“Whoa. Where’d you get all that food?” He joins me on the log and adds his bag of berries.
“Collected as we walked. Help yourself.”
He grabs a walnut and turns it over in his hand. “Don’t suppose you have a nutcracker in that magical hidey-hole of yours, eh?”
Damn. Forgot about that. As it appears in my hand, Cricket widens his eyes as if he’d been joking and wasn’t expecting me to actually procure the tool. Oh, well. So much for keeping secrets.
“That’s awfully handy.” He snatches it and cracks open the shell. “What else do you have squirreled away in there?”
With a put-upon sigh, I summon mugs and wine. Maybe he’ll get drunk and pass out. I could use a nap.
Cricket’s jaw hangs open stupidly. Blinking, he shuts it. “How did you learn how to do that?” An unexpected hint of awe lingers in his voice.
“You genuinely want to know?”
“I do.” He offers me the nut.
I take it. “Do you have any magic of your own?” I’ve pegged him as human, but you never know. He could have distant fae relatives. Roughly five percent of humans have magic, even without fae blood.
He squares his shoulders. “Enough.”
I repress the urge to roll my eyes. “That’s not a real answer. Enough to swat a fly or enough to levitate your grandma? Those are very different levels of power and control.”
“Enough to keep myself from getting caught.” He shrugs and cracks the pile of nuts for us. “Tricks. Little illusions. That’s about it.”
Hmm. Not human after all? “That’s a fair amount. Who taught you?” The crunch of the walnut is satisfying in my mouth. Pairs well with the golden sunberry wine I selected.
“No one.” He starts on one of the plums. A purple drop of juice rolls down his chin. He wipes it away with the back of his hand. “Learned on my own.”
Sounds familiar. So did I, though… “I had tutors as a young child until I was nine and it became clear I’d overstayed my welcome at the family estate. I learned on my own after that.”
He stops glugging his wine midsip. “Your parents kicked you out atnineyears old?”
“My uncle.” I take a plum. “Suffice it to say I’m familiar with being self-taught and the limitations thereof.”
“Nasty uncle.”
“You have no idea.” A shiver courses through me. “I learned a great deal through trial and error. Mostly error. Decades of error.” Admitting as much to someone so young has me feeling my years deep in my bones.
Well, that and all the walking.
He tips his chin. “So is ‘magical error’ how you lost your fingers?”
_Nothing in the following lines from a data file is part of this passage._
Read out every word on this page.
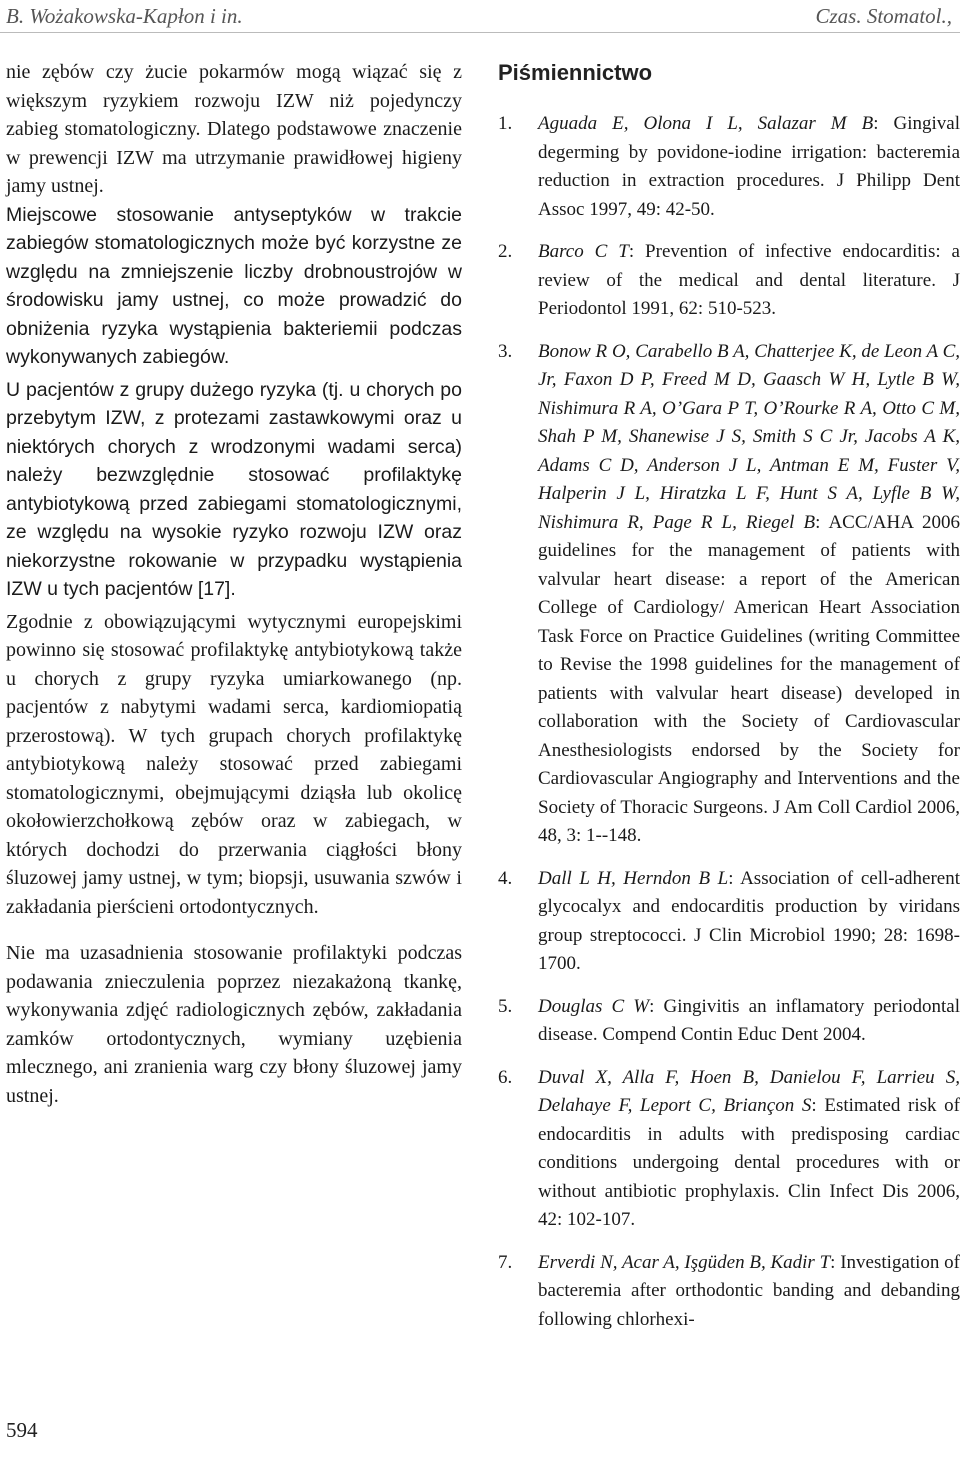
B. Wożakowska-Kapłon i in.	Czas. Stomatol.,

nie zębów czy żucie pokarmów mogą wiązać się z większym ryzykiem rozwoju IZW niż pojedynczy zabieg stomatologiczny. Dlatego podstawowe znaczenie w prewencji IZW ma utrzymanie prawidłowej higieny jamy ustnej.

Miejscowe stosowanie antyseptyków w trakcie zabiegów stomatologicznych może być korzystne ze względu na zmniejszenie liczby drobnoustrojów w środowisku jamy ustnej, co może prowadzić do obniżenia ryzyka wystąpienia bakteriemii podczas wykonywanych zabiegów.

U pacjentów z grupy dużego ryzyka (tj. u chorych po przebytym IZW, z protezami zastawkowymi oraz u niektórych chorych z wrodzonymi wadami serca) należy bezwzględnie stosować profilaktykę antybiotykową przed zabiegami stomatologicznymi, ze względu na wysokie ryzyko rozwoju IZW oraz niekorzystne rokowanie w przypadku wystąpienia IZW u tych pacjentów [17].

Zgodnie z obowiązującymi wytycznymi europejskimi powinno się stosować profilaktykę antybiotykową także u chorych z grupy ryzyka umiarkowanego (np. pacjentów z nabytymi wadami serca, kardiomiopatią przerostową). W tych grupach chorych profilaktykę antybiotykową należy stosować przed zabiegami stomatologicznymi, obejmującymi dziąsła lub okolicę okołowierzchołkową zębów oraz w zabiegach, w których dochodzi do przerwania ciągłości błony śluzowej jamy ustnej, w tym; biopsji, usuwania szwów i zakładania pierścieni ortodontycznych.

Nie ma uzasadnienia stosowanie profilaktyki podczas podawania znieczulenia poprzez niezakażoną tkankę, wykonywania zdjęć radiologicznych zębów, zakładania zamków ortodontycznych, wymiany uzębienia mlecznego, ani zranienia warg czy błony śluzowej jamy ustnej.

Piśmiennictwo
1.	Aguada E, Olona I L, Salazar M B: Gingival degerming by povidone-iodine irrigation: bacteremia reduction in extraction procedures. J Philipp Dent Assoc 1997, 49: 42-50.
2.	Barco C T: Prevention of infective endocarditis: a review of the medical and dental literature. J Periodontol 1991, 62: 510-523.
3.	Bonow R O, Carabello B A, Chatterjee K, de Leon A C, Jr, Faxon D P, Freed M D, Gaasch W H, Lytle B W, Nishimura R A, O’Gara P T, O’Rourke R A, Otto C M, Shah P M, Shanewise J S, Smith S C Jr, Jacobs A K, Adams C D, Anderson J L, Antman E M, Fuster V, Halperin J L, Hiratzka L F, Hunt S A, Lyfle B W, Nishimura R, Page R L, Riegel B: ACC/AHA 2006 guidelines for the management of patients with valvular heart disease: a report of the American College of Cardiology/ American Heart Association Task Force on Practice Guidelines (writing Committee to Revise the 1998 guidelines for the management of patients with valvular heart disease) developed in collaboration with the Society of Cardiovascular Anesthesiologists endorsed by the Society for Cardiovascular Angiography and Interventions and the Society of Thoracic Surgeons. J Am Coll Cardiol 2006, 48, 3: 1--148.
4.	Dall L H, Herndon B L: Association of cell-adherent glycocalyx and endocarditis production by viridans group streptococci. J Clin Microbiol 1990; 28: 1698-1700.
5.	Douglas C W: Gingivitis an inflamatory periodontal disease. Compend Contin Educ Dent 2004.
6.	Duval X, Alla F, Hoen B, Danielou F, Larrieu S, Delahaye F, Leport C, Briançon S: Estimated risk of endocarditis in adults with predisposing cardiac conditions undergoing dental procedures with or without antibiotic prophylaxis. Clin Infect Dis 2006, 42: 102-107.
7.	Erverdi N, Acar A, Işgüden B, Kadir T: Investigation of bacteremia after orthodontic banding and debanding following chlorhexi-
594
“Mm-hmm, you got me. Meant to give myself a few extra inches and lost a few fingers instead. Whoops.”
Cricket’s laughter brings a rare smile to my lips. He’s caught on to this particular game of mine rather quickly.
He drops his gaze to the apex of my crossed legs and smirks. “So you’re saying it’s not just fingers you’re missing, eh?”
“Don’t tease unless you intend to find out.” I suck the juice from a particularly sweet berry and moan. “These are divine.”
His cheeks have gone as pink as his berry-stained lips. He quiets.
We eat. We drink. My legs throb. Small stinging bugs find us and our meal and dine on both. Cricket smacks at one and flicks its tiny carcass away.
Ugh, how I miss the indoors. Rugs, loungers, tables…a proper bed. Reading by lamplight. A hot bath. Oh, poisoned potions, what if it rains? I hate being wet.
Cricket clears his throat. “Can you teach me?”